TotalSobolKNN

We now demonstrate how to use TotalSobolKNN for estimating Total Sobol’ indices (Sobol’, 2001) from scattered data. If you have not installed pyfirst, please uncomment and run %pip install pyfirst below before proceeding.

# %pip install pyfirst

Imports

import numpy as np
from pyfirst import TotalSobolKNN

Simulate Data

We simulate clean data from the Ishigami function

$$ y = f(X) = \sin(X_{1}) + 7\sin^2(X_{2}) + 0.1X_{3}^{4}\sin(X_{1}), $$

where the input \(X\) are independent features uniformly distributed on \([-\pi,\pi]^{3}\).

def ishigami(x):
    x = -np.pi + 2 * np.pi * x
    y = np.sin(x[0]) + 7 * np.sin(x[1])**2 + 0.1 * x[2]**4 * np.sin(x[0])
    return y

np.random.seed(43)
n = 10000
p = 3
X = np.random.uniform(size=(n,p))
y = np.apply_along_axis(ishigami, 1, X)

Run TotalSobolKNN

TotalSobolKNN(X, y, noise=False)
array([0.56029525, 0.44909099, 0.24883668])

The analytical Total Sobol’ indices for the Ishigami function are 0.558, 0.442, 0.244 respectively. We can see that TotalSobolKNN yields accurate estimation. Since the data is clean/noiseless, TotalSobolKNN implements the Nearest-Neighbor estimator from Broto et al. (2020).

Speeding Up TotalSobolKNN

Parallel Computation

If multiple processors are available, TotalSobolKNN is supported to run in parallel for acceleration via the argument n_jobs.

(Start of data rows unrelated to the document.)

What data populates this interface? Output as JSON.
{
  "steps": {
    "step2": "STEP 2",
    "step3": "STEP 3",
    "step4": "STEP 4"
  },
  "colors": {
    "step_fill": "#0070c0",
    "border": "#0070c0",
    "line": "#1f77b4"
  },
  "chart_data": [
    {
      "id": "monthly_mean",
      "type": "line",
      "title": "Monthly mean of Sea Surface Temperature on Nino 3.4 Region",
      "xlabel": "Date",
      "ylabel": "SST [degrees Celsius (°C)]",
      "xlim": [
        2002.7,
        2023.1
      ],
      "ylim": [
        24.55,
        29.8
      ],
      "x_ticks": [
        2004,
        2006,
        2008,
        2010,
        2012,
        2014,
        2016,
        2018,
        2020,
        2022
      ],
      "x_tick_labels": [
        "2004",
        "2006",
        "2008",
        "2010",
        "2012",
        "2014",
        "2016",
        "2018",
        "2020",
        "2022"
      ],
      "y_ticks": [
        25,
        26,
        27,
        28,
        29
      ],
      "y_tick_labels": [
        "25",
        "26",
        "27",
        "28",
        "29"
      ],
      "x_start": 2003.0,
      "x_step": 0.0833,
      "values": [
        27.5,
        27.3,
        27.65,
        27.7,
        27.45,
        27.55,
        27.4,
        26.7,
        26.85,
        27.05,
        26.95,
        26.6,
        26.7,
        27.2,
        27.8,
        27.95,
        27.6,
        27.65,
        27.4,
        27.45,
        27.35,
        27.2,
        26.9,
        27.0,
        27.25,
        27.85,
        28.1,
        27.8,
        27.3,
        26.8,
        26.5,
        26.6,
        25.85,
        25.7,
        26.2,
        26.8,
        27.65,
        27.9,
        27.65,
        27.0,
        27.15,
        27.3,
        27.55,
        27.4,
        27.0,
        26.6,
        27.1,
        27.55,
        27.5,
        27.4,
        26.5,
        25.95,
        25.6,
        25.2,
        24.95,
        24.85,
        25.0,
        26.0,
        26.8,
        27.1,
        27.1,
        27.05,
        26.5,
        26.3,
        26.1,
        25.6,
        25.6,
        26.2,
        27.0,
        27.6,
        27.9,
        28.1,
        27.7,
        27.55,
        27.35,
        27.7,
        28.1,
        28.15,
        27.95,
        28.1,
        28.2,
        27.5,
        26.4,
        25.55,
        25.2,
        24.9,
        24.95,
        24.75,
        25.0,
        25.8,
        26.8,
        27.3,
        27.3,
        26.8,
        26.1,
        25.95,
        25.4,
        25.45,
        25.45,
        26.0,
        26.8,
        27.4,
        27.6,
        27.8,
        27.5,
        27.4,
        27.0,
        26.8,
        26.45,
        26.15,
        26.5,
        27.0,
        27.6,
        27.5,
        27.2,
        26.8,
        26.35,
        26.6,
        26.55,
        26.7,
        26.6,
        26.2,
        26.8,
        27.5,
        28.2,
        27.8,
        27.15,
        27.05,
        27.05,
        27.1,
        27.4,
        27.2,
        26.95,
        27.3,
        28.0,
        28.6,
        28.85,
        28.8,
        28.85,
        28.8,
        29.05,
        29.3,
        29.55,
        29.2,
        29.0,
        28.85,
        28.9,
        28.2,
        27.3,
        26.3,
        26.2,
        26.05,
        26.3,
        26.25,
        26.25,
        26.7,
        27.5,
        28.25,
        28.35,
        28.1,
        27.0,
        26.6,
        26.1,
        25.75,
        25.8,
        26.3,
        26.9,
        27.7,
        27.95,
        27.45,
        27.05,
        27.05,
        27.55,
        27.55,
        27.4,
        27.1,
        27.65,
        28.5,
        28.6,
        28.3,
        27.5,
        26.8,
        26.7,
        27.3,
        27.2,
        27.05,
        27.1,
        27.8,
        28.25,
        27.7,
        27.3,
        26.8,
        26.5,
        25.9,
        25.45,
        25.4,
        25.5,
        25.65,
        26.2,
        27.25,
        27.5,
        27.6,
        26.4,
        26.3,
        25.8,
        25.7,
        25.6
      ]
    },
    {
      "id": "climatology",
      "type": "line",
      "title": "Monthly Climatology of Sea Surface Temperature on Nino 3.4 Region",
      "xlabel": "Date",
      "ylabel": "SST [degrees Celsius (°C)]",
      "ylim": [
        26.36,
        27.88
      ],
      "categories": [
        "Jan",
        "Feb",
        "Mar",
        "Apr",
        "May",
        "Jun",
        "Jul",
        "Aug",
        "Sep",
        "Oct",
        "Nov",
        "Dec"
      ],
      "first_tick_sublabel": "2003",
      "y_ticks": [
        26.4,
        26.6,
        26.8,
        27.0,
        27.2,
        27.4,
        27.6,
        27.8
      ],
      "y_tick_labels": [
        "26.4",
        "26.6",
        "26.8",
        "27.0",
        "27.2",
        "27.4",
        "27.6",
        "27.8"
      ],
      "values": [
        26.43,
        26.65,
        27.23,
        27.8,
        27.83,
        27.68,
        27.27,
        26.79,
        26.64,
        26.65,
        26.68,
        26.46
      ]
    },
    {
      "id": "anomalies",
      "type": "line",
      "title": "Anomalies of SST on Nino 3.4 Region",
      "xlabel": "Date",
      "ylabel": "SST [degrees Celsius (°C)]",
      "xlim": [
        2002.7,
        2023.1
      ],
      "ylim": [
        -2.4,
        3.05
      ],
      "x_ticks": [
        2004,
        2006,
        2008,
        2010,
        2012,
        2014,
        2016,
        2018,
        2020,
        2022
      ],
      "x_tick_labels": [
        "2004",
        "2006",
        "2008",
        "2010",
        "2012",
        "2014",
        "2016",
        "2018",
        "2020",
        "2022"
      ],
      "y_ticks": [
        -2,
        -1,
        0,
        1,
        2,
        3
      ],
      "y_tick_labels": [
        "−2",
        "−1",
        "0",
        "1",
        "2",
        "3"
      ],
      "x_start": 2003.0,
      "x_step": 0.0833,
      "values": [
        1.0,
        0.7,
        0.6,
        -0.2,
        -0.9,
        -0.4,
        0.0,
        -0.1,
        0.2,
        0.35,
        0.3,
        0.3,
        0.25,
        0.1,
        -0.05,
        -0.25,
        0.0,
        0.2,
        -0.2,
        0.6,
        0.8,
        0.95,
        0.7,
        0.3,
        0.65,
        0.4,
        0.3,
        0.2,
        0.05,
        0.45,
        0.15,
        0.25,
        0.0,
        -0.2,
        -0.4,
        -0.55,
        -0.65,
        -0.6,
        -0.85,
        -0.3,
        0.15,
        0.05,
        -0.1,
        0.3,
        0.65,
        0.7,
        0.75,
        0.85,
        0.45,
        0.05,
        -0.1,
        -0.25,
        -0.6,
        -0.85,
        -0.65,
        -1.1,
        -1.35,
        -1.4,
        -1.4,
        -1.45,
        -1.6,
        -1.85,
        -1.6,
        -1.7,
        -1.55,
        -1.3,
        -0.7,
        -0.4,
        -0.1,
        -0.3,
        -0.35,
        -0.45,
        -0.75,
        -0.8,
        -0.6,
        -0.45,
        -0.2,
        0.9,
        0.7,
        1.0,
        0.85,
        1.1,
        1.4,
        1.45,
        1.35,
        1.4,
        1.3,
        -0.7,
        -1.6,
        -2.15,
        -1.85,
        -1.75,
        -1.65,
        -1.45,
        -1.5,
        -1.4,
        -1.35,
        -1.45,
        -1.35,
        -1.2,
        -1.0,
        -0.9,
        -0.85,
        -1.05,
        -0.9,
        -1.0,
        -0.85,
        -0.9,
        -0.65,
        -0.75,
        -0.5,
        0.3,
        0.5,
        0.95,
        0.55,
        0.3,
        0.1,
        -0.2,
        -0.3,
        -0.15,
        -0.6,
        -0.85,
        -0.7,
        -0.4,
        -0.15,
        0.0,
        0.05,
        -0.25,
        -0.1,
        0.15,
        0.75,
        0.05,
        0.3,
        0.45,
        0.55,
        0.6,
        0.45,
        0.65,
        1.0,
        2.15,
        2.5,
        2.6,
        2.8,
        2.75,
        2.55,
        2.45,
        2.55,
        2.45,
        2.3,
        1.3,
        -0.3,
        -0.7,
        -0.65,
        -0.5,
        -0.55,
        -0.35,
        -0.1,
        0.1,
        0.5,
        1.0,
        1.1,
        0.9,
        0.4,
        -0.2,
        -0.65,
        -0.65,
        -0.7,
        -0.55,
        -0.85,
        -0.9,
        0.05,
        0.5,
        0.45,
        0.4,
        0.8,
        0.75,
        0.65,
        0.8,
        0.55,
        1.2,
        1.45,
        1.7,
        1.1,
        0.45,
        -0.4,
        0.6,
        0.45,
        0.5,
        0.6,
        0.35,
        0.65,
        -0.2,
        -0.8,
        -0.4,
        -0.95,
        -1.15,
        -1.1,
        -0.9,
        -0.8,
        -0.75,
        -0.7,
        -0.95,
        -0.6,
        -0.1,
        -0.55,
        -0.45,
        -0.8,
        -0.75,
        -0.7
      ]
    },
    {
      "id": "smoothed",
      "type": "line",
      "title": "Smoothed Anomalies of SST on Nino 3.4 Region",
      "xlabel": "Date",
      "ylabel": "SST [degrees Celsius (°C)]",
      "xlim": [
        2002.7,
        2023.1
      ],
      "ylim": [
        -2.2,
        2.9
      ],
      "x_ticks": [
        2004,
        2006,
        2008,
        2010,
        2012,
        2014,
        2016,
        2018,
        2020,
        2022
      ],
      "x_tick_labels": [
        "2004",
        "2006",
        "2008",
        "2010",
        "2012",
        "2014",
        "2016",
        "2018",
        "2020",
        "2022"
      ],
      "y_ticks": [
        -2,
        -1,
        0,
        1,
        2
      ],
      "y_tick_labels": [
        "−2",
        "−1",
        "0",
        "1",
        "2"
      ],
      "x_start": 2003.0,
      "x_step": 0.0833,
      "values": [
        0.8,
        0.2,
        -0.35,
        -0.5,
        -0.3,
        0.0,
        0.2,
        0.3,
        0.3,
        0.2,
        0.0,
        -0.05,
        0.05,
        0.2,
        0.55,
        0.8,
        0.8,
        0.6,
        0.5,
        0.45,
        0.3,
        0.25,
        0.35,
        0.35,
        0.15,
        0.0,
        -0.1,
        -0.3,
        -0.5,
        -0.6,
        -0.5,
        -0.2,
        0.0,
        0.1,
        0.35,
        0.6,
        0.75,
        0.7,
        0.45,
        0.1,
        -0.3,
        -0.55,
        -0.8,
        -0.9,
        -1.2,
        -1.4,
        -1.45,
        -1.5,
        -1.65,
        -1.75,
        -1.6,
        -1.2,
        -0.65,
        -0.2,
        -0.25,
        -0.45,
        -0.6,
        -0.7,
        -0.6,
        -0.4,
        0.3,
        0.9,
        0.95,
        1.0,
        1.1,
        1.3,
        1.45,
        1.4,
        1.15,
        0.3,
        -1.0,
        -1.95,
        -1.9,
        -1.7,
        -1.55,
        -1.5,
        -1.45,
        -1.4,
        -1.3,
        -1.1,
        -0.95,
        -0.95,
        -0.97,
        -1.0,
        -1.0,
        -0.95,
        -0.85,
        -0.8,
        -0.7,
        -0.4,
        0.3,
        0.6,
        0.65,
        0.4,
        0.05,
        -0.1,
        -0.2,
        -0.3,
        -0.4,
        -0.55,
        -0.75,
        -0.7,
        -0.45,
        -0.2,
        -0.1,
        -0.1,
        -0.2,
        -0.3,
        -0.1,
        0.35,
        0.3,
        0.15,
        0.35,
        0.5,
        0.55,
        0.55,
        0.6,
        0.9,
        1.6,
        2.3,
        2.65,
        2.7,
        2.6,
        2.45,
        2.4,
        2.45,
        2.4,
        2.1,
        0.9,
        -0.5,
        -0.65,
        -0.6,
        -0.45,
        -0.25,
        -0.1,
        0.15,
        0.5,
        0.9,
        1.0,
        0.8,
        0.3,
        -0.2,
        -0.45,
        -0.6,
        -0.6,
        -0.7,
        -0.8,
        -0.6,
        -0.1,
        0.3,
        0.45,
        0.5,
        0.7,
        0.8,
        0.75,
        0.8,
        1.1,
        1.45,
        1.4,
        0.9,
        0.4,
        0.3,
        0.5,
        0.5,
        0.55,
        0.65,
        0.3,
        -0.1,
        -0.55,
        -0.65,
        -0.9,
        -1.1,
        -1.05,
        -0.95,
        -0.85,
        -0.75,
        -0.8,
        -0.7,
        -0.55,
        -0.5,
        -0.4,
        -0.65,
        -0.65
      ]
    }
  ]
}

TotalSobolKNN(X, y, noise=False, n_jobs=4)
array([0.56029525, 0.44909099, 0.24883668])

Using Subsamples

The use of subsamples to accelerate computation of the outer loop expectation is available via the argument n_mc. Both random and twinning (Vakayil and Joseph, 2022) subsamples are available, where twinning subsamples could provide better approximation for the full data at a higher computational cost.

Random Subsamples

TotalSobolKNN(X, y, noise=False, n_mc=1000, random_state=43)
array([0.51637338, 0.43505694, 0.2499616 ])

Twinning Subsamples

TotalSobolKNN(X, y, noise=False, n_mc=1000, twin_mc=True, random_state=43)
array([0.55400658, 0.45723359, 0.26196488])

All the Tricks Together

Using all the speed-up tricks, we can easily run TotalSobolKNN on dataset with a million instances.

np.random.seed(43)
n = 1000000
p = 3
X = np.random.uniform(size=(n,p))
y = np.apply_along_axis(ishigami, 1, X)
TotalSobolKNN(X, y, noise=False, n_mc=5000, approx_knn=True, n_jobs=4, random_state=43)
array([0.56205949, 0.44260965, 0.23462873])

Noisy Data

We now look at the estimation performance on the noisy data \(y = f(X) + \epsilon\) where \(\epsilon\sim\mathcal{N}(0,1)\) is the random error. For noisy data, TotalSobolKNN implements the Noise-Adjusted Nearest-Neighbor estimator in Huang and Joseph (2025), which corrects the bias by the Nearest-Neighbor estimator from Broto et al. (2020) when applied on noisy data.

np.random.seed(43)
n = 10000
p = 3
X = np.random.uniform(size=(n,p))
y = np.apply_along_axis(ishigami, 1, X) + np.random.normal(size=n)

TotalSobolKNN(X, y, noise=True)
array([0.56334545, 0.43502825, 0.23528718])

For more details about TotalSobolKNN, please Huang and Joseph (2025).

References

Huang, C., & Joseph, V. R. (2025). Factor Importance Ranking and Selection using Total Indices. Technometrics.

Sobol’, I. M. (2001). Global sensitivity indices for nonlinear mathematical models and their Monte Carlo estimates. Mathematics and computers in simulation, 55(1-3), 271-280.

Broto, B., Bachoc, F., & Depecker, M. (2020). Variance reduction for estimation of Shapley effects and adaptation to unknown input distribution. SIAM/ASA Journal on Uncertainty Quantification, 8(2), 693-716.

Douze, M., Guzhva, A., Deng, C., Johnson, J., Szilvasy, G., Mazaré, P.E., Lomeli, M., Hosseini, L., & Jégou, H., (2024). The Faiss library. arXiv preprint arXiv:2401.08281.

Vakayil, A., & Joseph, V. R. (2022). Data twinning. Statistical Analysis and Data Mining: The ASA Data Science Journal, 15(5), 598-610.